The Atlantic hurricane season so far has seen a rash of historic extremes, between Harvey dropping up to 50 inches of rain, Irma generating talk of whether to add a category 6 to the intensity scale and Maria strengthening from a tropical storm to a category 5 hurricane in just two days. This recent activity has generated much speculation about the role of climate change in the progression of these and future storms.
Tim Li, a professor of atmospheric sciences at the University of Hawaiʻi at Mānoa’s International Pacific Research Center, guided a study recently published in Scientific Reports examining the question: What is the impact of ocean warming on the size and destructiveness of tropical cyclones?
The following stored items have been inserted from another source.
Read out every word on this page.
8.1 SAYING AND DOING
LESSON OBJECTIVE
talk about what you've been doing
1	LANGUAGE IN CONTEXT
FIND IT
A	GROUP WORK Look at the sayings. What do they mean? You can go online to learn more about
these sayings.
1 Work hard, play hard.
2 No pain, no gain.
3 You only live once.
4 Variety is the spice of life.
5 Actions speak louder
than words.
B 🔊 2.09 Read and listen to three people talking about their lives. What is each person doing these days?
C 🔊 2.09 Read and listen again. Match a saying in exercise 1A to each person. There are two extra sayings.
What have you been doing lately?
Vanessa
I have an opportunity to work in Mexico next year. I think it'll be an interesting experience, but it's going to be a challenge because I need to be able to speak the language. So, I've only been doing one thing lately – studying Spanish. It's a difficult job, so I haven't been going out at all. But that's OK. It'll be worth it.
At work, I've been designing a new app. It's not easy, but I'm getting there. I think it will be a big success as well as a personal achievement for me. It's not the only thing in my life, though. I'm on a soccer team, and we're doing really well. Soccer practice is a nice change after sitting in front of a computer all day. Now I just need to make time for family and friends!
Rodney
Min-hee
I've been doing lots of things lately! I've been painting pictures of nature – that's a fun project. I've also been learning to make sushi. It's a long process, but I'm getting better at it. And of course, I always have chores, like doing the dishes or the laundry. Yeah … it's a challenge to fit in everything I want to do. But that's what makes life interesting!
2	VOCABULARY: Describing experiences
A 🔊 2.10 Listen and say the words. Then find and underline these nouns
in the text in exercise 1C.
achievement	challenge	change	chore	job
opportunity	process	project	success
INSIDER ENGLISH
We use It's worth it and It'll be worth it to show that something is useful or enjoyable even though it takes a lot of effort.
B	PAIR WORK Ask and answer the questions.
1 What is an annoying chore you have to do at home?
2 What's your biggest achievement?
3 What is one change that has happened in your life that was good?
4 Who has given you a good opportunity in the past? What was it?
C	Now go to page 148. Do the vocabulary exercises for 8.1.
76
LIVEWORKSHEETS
The study concluded that with warmer sea surface temperatures, tropical cyclones become not only stronger, with higher maximum wind speeds, but also larger, with gale-force winds covering a greater area.
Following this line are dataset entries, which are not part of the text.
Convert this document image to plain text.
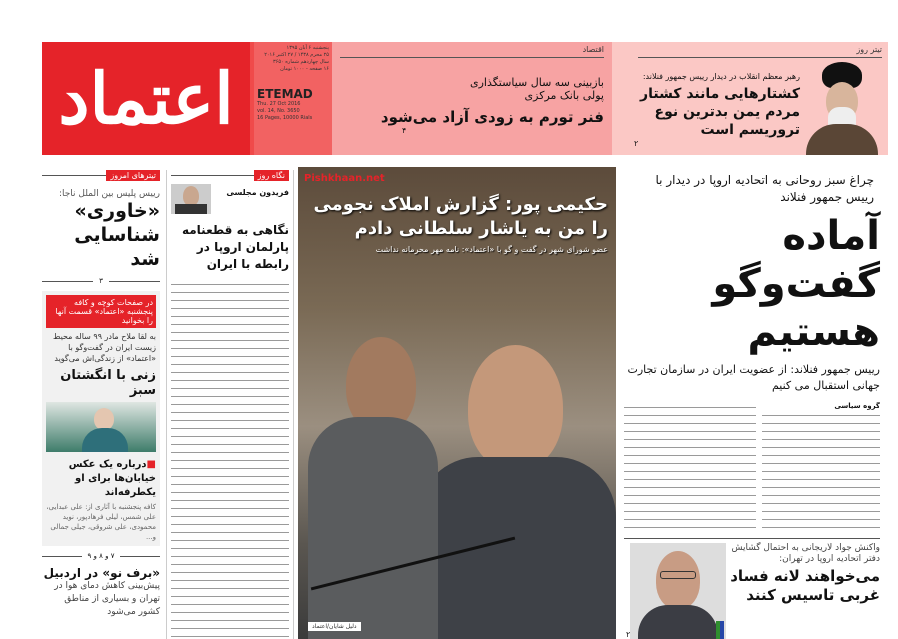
اعتماد
پنجشنبه ۶ آبان ۱۳۹۵
۲۵ محرم ۱۴۳۸ / ۲۷ اکتبر ۲۰۱۶
سال چهاردهم شماره ۳۶۵۰
۱۶ صفحه - ۱۰۰۰ تومان
ETEMAD
Thu. 27 Oct 2016
vol. 14, No. 3650
16 Pages, 10000 Rials
اقتصاد
بازبینی سه سال سیاستگذاری پولی بانک مرکزی
فنر تورم به زودی آزاد می‌شود
۴
تیتر روز
رهبر معظم انقلاب در دیدار رییس جمهور فنلاند:
کشتارهایی مانند کشتار مردم یمن بدترین نوع تروریسم است
۲
تیترهای امروز
رییس پلیس بین الملل ناجا:
«خاوری» شناسایی شد
۳
در صفحات کوچه و کافه پنجشنبه «اعتماد» قسمت آنها را بخوانید
به لقا ملاح مادر ۹۹ ساله محیط زیست ایران در گفت‌وگو با «اعتماد» از زندگی‌اش می‌گوید
زنی با انگشتان سبز
■درباره یک عکس خیابان‌ها برای او یکطرفه‌اند
کافه پنجشنبه با آثاری از: علی عبدایی، علی شمس، لیلی فرهادپور، نوید محمودی، علی شروقی، جیلی جمالی و...
۷ و ۸ و ۹
«برف نو» در اردبیل
پیش‌بینی کاهش دمای هوا در تهران و بسیاری از مناطق کشور می‌شود
نگاه روز
فریدون مجلسی
نگاهی به قطعنامه پارلمان اروپا در رابطه با ایران
Pishkhaan.net
حکیمی پور: گزارش املاک نجومی را من به یاشار سلطانی دادم
عضو شورای شهر در گفت و گو با «اعتماد»: نامه مهر محرمانه نداشت
دلیل شایان/اعتماد
چراغ سبز روحانی به اتحادیه اروپا در دیدار با رییس جمهور فنلاند
آماده گفت‌وگو هستیم
رییس جمهور فنلاند: از عضویت ایران در سازمان تجارت جهانی استقبال می کنیم
گروه سیاسی
واکنش جواد لاریجانی به احتمال گشایش دفتر اتحادیه اروپا در تهران:
می‌خواهند لانه فساد غربی تاسیس کنند
۲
Previous studies of climate change effects on tropical cyclones only considered storm intensity changes (i.e. wind speed), assuming that storm size would remain the same. However, Li’s group wanted to examine how much cyclone size might be affected by increasing water temperatures, since potential destructiveness is greatly increased as storm size increases. Li supervised the work by Yuan Sun of the National University of Defense Technology in Nanjing, China.
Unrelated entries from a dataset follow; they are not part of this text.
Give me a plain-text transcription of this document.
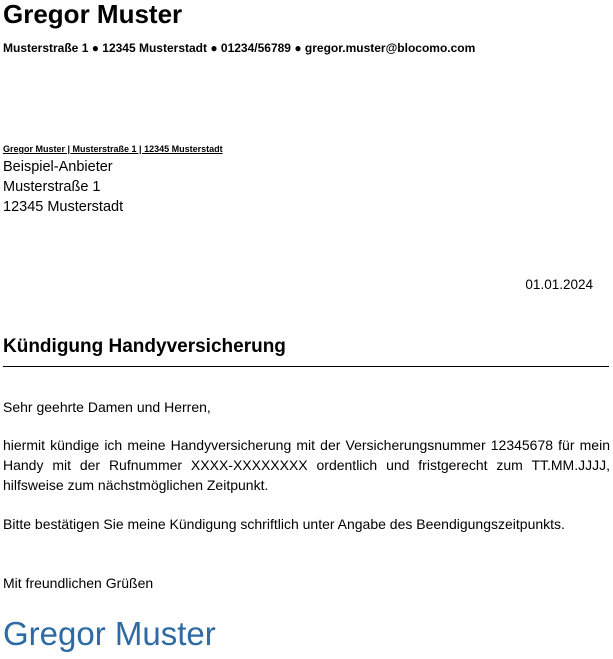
Gregor Muster
Musterstraße 1 ● 12345 Musterstadt ● 01234/56789 ● gregor.muster@blocomo.com
Gregor Muster | Musterstraße 1 | 12345 Musterstadt
Beispiel-Anbieter
Musterstraße 1
12345 Musterstadt
01.01.2024
Kündigung Handyversicherung
Sehr geehrte Damen und Herren,
hiermit kündige ich meine Handyversicherung mit der Versicherungsnummer 12345678 für mein Handy mit der Rufnummer XXXX-XXXXXXXX ordentlich und fristgerecht zum TT.MM.JJJJ, hilfsweise zum nächstmöglichen Zeitpunkt.
Bitte bestätigen Sie meine Kündigung schriftlich unter Angabe des Beendigungszeitpunkts.
Mit freundlichen Grüßen
Gregor Muster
The strengthened tropical cyclone destructive potential poses a heightened threat to human society as well as terrestrial and marine ecosystems.
—Tim Li
Using both long-term climate simulations and short-term, high-resolution simulations of different cases, the group found that for every degree Celsius increase of sea surface temperature, the size-dependent destructive potential of typhoons in the western North Pacific and hurricanes in the North Atlantic can increase by 340 percent and 150 percent, respectively. The implication is that future storms in both ocean basins could become dramatically more destructive if ocean warming continues unabated. Texas, Florida and many Caribbean islands have recently had a taste of this elevated destructiveness, first-hand.
“We were a little surprised by the result, but it is physically understandable,“ Li said. ”The strengthened tropical cyclone destructive potential poses a heightened threat to human society as well as terrestrial and marine ecosystems.”
Li did note that the results might be model-dependent, so further modeling efforts are needed to confirm the results. For future research, the group plans to incorporate other natural forces and projected future sea surface temperature patterns derived by different modeling centers around the world.